There were lots of great bits that made me think *ah this is why it was so popular.* Then with the frustratingly sh*t bits I was carried through my Massu’s amazing face which I would be distracted by even if zombies were sprouting up from the ground and turning into flowers as Johnny Kitagawa road passed on a Tegoshi’s pink elephant spraying magic zombie flower potion onto the dribbling hoard from the trunk.

The most brilliant part was probably Maru’s furrows of worry. Every time something serious was happening I was curled up on the floor laughing at the Marrows on his forehead so prominent you could wash your laundry on them like a wash board.

Actually, Maru come here a minute, let me borrow your forehead for a bit, I’ve got some socks I forgot to put in the wash last time. Just don’t let Roro near it, he’s murder with a wash board; he’ll ruin your washing and charge you for it.    ...hang on, theyre all at it.

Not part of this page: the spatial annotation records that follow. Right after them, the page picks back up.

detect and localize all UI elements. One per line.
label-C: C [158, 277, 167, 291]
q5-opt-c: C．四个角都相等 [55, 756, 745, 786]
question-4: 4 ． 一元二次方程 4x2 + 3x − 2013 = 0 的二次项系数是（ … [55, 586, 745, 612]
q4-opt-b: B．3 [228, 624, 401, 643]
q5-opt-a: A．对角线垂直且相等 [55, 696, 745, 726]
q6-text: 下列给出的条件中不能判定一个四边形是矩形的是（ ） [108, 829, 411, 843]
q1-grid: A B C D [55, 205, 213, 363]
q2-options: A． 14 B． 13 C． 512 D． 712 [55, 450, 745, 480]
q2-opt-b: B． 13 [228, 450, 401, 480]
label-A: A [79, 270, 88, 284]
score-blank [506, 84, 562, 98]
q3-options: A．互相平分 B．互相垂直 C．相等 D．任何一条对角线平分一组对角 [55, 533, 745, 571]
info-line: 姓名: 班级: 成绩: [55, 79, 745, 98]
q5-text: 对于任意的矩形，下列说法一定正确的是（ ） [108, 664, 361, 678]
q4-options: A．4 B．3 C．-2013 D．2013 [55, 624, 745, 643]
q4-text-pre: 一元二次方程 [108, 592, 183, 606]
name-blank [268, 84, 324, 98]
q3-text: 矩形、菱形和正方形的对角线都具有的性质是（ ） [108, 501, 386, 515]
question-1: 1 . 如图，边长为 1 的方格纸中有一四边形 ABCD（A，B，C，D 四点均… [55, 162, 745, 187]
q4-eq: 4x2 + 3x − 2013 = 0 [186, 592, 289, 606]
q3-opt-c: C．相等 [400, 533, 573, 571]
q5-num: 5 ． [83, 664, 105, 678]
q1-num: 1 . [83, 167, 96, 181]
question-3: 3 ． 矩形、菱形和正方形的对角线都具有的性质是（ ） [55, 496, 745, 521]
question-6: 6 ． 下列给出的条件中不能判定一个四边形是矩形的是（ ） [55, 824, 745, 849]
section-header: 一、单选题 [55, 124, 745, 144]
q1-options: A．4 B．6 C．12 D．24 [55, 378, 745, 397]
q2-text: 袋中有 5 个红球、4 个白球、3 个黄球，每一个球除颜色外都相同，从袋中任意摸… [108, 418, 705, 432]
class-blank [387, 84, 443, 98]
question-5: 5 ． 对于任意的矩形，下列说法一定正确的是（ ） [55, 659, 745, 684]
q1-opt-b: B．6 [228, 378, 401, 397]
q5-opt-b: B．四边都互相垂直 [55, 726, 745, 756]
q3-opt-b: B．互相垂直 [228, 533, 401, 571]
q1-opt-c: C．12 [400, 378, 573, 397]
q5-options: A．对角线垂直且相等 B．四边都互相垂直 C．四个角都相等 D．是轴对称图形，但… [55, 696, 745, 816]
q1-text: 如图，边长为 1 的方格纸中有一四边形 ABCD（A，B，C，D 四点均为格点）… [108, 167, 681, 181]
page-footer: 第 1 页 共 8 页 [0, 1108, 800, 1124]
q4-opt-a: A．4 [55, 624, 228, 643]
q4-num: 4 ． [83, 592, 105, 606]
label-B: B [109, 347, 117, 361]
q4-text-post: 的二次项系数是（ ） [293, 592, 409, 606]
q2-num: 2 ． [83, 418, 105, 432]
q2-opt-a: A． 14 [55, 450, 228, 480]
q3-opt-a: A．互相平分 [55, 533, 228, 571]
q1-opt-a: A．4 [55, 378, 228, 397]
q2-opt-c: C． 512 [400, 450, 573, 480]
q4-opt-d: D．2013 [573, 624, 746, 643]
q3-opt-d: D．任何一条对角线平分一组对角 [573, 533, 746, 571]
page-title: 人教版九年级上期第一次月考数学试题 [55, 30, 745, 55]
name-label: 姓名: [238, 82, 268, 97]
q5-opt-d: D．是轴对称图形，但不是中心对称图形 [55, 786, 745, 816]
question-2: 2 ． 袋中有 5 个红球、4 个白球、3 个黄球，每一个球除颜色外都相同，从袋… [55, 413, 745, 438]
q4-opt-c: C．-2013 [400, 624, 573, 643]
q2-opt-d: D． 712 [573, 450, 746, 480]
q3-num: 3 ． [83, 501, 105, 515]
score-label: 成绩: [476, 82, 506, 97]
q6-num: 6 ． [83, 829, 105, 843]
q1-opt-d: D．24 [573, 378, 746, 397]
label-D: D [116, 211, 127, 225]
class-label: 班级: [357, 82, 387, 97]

Anyway. Back to the f*cking point. What is the point? The super-special-needs-orange-eito ranger guys having existential crises every time anyone was hurt or was scared or breathed. It was relentless and infuriating, then became brilliant, then plain frustrating, then kind of insulting that we were expected to go along with that sh*t, then it was brilliant again. I was very dizzy by the end of it all but those two weirdoes kept me going. How wonderful to have Maru and Massu in a series together with the most worried expressions anyone could muster.

I don’t know what else to say, clearly nothing else stuck with me but Massu’s general awesomeness which I already had such a problem with I have had to seek help from an addicts anonymous helpline, and the epic Marrows that I had no hope of accurately capturing in the screen shots. It was worth it in hilarity value on that alone.

More team NakaMassu please. It makes the world a better place. I’m sure there were meant to be lots of heart warming and soul searching moral messages in this series but when the orange NakaMassu power rangers – I mean eito rangers – I mean super rangers descend all I can do is laugh. What a stupidly great program. Or greatly stupid. Maybe both. Yeah both.